Non mi impelagherò in questioni storiche e sociologiche perché non è il mio compito e non amo vantare conoscenze che non ho o che ho solo in maniera superficiale ma vorrei raccontare l’esperienza del quotidiano, quella che poi fornisce il terreno di coltura, l’humus fertile e il brodo primordiale alle suddette attività malavitose che ormai sono diventate un fenomeno globale ma che partono sempre dal meridione del nostro mondo o dei mondi possibili.

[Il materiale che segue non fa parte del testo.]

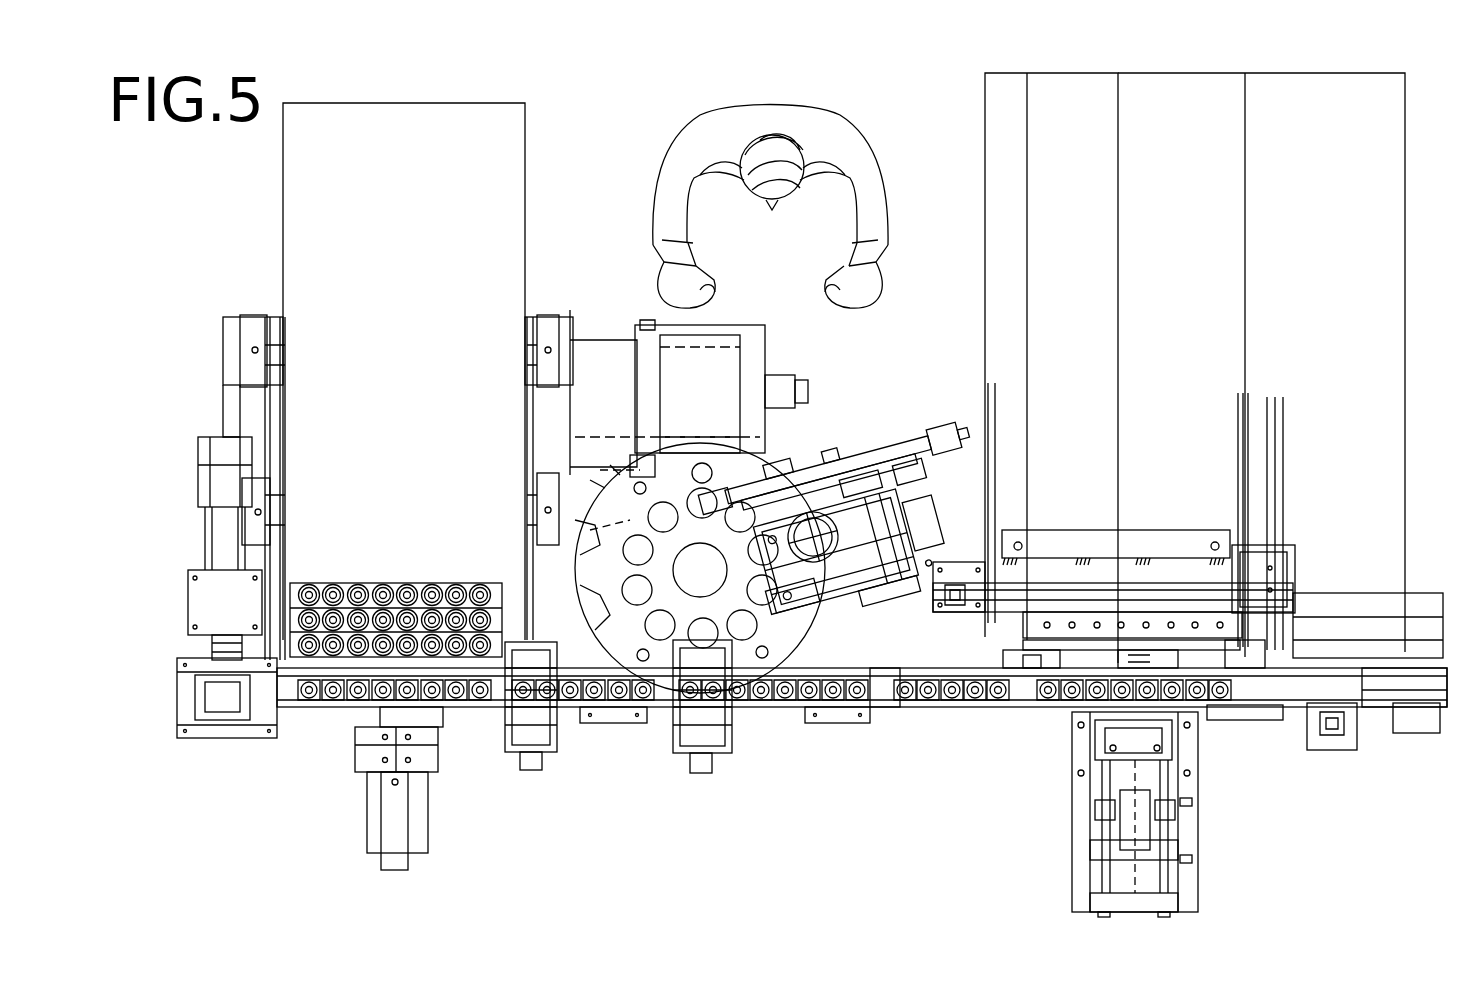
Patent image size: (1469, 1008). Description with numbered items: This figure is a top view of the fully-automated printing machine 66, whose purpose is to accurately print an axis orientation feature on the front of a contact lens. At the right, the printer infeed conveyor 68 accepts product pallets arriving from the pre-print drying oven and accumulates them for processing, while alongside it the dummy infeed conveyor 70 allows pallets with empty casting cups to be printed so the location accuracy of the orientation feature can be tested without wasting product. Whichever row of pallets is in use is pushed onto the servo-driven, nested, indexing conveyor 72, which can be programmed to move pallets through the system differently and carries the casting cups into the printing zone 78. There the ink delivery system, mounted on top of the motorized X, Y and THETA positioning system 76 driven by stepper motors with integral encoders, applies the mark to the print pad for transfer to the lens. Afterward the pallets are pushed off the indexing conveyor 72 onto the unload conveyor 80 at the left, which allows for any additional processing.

The printing machine 66 is at (877, 742).
The printer infeed conveyor 68 is at (1058, 128).
The dummy infeed conveyor 70 is at (1363, 133).
The nested indexing conveyor 72 is at (1215, 707).
The X, Y and THETA positioning system 76 is at (883, 446).
The printing zone 78 is at (815, 445).
The unload conveyor 80 is at (507, 172).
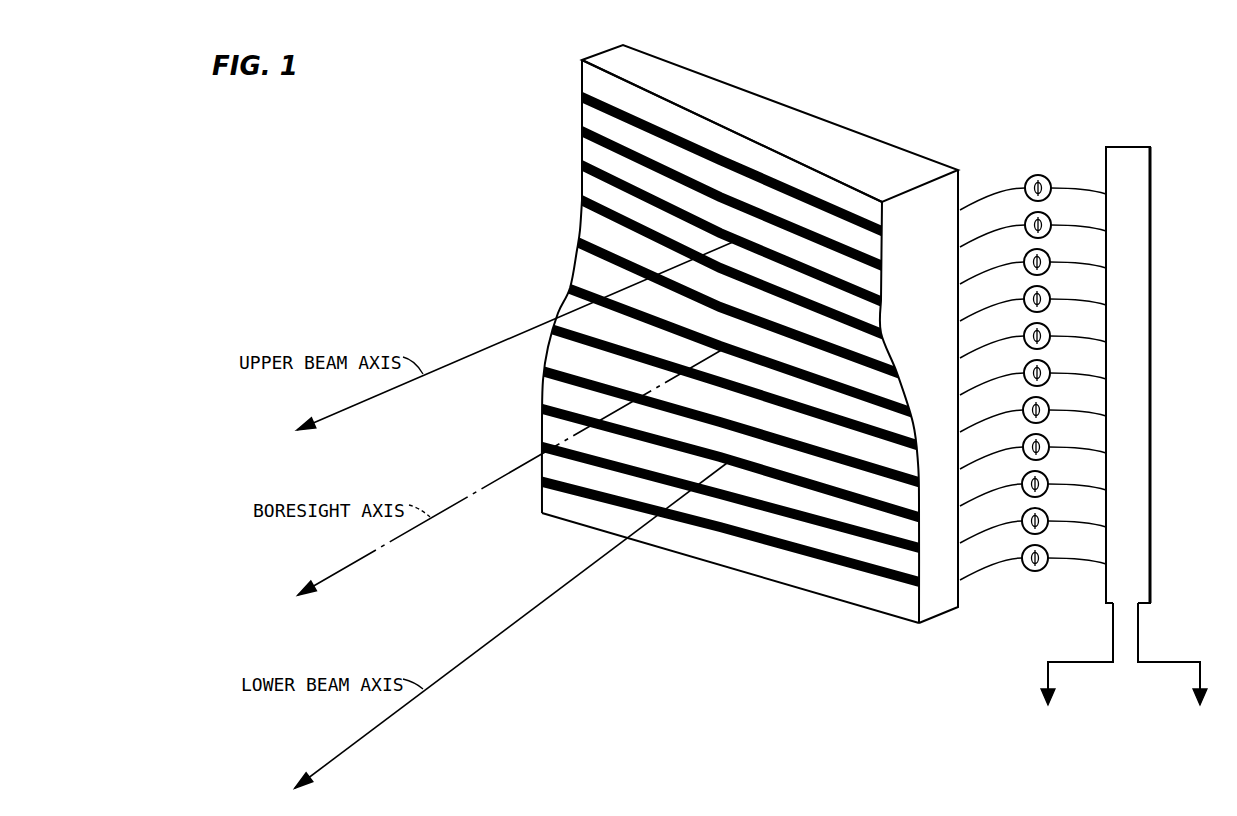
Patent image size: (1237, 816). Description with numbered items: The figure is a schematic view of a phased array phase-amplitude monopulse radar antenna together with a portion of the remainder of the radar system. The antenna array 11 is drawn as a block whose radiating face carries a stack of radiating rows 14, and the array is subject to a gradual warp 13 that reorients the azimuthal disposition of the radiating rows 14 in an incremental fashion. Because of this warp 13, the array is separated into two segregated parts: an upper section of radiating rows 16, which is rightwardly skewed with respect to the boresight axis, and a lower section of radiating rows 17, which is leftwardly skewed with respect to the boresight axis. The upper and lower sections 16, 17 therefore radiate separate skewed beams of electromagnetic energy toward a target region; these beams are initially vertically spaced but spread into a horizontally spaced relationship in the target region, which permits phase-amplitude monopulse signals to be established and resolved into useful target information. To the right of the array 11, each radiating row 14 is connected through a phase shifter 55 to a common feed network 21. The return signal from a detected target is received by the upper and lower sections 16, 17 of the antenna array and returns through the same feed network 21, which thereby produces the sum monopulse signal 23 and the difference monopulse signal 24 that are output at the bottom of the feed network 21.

The antenna array 11 is at (788, 110).
The gradual warp 13 is at (884, 340).
The radiating rows 14 is at (586, 106).
The upper section of radiating rows 16 is at (561, 222).
The lower section of radiating rows 17 is at (527, 410).
The feed network 21 is at (1130, 147).
The sum monopulse signal 23 is at (1090, 662).
The difference monopulse signal 24 is at (1163, 662).
The phase shifters 55 is at (1040, 170).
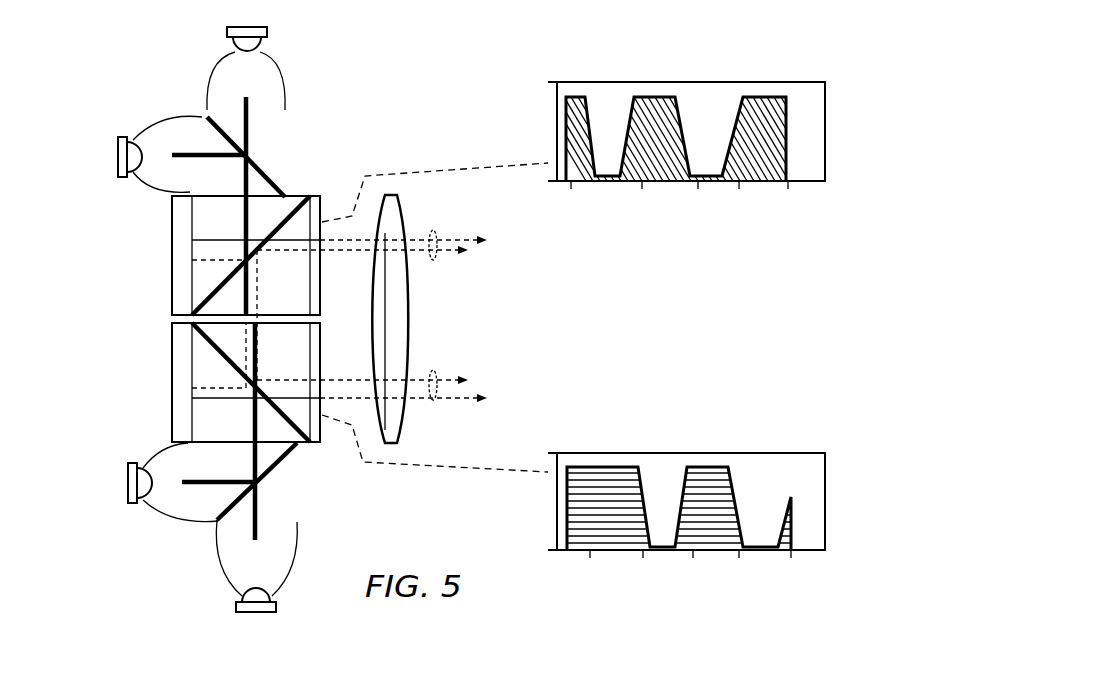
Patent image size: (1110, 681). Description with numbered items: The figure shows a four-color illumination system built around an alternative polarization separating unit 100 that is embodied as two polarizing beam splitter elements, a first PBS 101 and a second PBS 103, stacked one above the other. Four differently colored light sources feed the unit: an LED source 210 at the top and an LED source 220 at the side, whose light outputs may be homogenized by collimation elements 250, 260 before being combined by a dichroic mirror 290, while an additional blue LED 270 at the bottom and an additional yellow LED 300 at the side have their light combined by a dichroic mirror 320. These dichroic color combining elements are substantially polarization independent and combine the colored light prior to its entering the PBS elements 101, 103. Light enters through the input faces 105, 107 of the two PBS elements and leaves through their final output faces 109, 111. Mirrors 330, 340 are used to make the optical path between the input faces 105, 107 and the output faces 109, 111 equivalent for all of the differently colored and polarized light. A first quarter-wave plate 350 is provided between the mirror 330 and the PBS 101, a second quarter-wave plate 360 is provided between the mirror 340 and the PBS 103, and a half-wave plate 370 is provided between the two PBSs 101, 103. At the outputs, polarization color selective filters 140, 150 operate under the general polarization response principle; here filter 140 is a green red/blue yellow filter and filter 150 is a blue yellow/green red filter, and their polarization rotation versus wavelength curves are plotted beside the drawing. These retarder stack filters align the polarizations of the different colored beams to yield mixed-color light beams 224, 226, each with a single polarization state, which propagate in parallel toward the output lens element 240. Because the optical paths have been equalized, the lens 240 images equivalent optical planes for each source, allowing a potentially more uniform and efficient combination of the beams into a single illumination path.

The polarization separating unit 100 is at (138, 333).
The first PBS element 101 is at (303, 188).
The second PBS element 103 is at (303, 456).
The input face 105 is at (232, 195).
The input face 107 is at (242, 445).
The output face 109 is at (313, 292).
The output face 111 is at (345, 343).
The polarization color selective filter 140 is at (322, 203).
The polarization color selective filter 150 is at (322, 414).
The LED source 210 is at (230, 30).
The LED source 220 is at (118, 150).
The light beam 224 is at (433, 232).
The light beam 226 is at (433, 401).
The lens 240 is at (410, 322).
The collimation element 250 is at (284, 74).
The collimation element 260 is at (168, 118).
The LED 270 is at (236, 607).
The dichroic mirror 290 is at (268, 172).
The LED 300 is at (125, 488).
The dichroic mirror 320 is at (267, 474).
The mirror 330 is at (172, 216).
The mirror 340 is at (172, 412).
The first quarter-wave plate 350 is at (190, 299).
The second quarter-wave plate 360 is at (190, 374).
The half-wave plate 370 is at (272, 318).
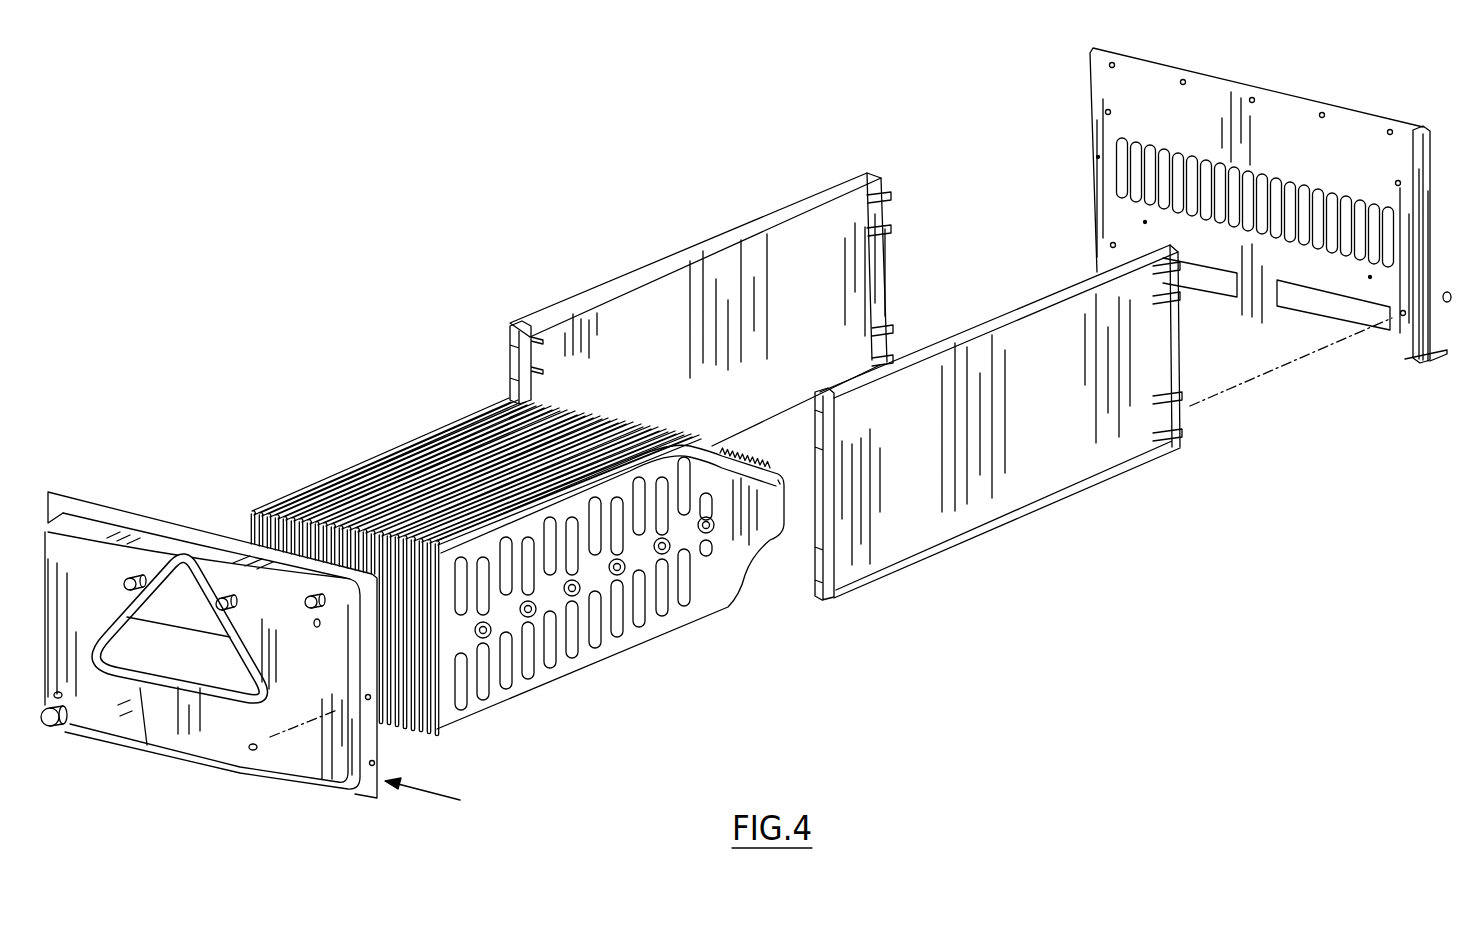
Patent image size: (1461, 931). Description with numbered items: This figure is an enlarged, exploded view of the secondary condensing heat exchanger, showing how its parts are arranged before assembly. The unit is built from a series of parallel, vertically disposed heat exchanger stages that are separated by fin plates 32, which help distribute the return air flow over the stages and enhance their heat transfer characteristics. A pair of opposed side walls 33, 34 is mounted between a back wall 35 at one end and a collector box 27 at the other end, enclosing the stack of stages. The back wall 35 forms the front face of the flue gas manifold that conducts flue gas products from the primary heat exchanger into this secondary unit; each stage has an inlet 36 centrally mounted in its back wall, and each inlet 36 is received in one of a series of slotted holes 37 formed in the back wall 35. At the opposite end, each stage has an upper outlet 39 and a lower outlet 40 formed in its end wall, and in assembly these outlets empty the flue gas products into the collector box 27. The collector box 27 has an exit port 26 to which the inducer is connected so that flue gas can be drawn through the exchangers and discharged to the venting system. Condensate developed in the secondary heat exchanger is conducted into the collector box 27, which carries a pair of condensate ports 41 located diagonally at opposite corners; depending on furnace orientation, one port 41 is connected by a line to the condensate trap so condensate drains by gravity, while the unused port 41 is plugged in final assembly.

Quando si pensa alla mafia si pensa ormai a un qualcosa di molto sfumato, di cinematografico, colpa di Hollywood, col Padrino e Scarface o di una più cruda, ma pur sempre surreale Gomorra o addirittura di quella assai più edulcorata di Mare fuori. Si pensa alle mafie come un qualcosa di distante, quando non la si vive come una grottesca parodia stampata sugli abiti casual dei ragazzini e affissa nelle insegne dei ristoranti italiani all’estero; oppure la si pensa ancora arroccata nelle sue piazzeforti, luoghi malsani come le vele di Secondigliano o il parco verde di Caivano, solo per menzionarne due; luoghi disgraziati dove relegare i reietti della società e che, tutto sommato, agli occhi dei più, se stanno là, forse se lo meritano pure. Quel che importa e che non escano fuori da lì. Ma le mafie, è ormai cosa nota, sono oltre, sono dappertutto, ovunque esista un qualcosa su cui lucrare, la mafia è il capitale!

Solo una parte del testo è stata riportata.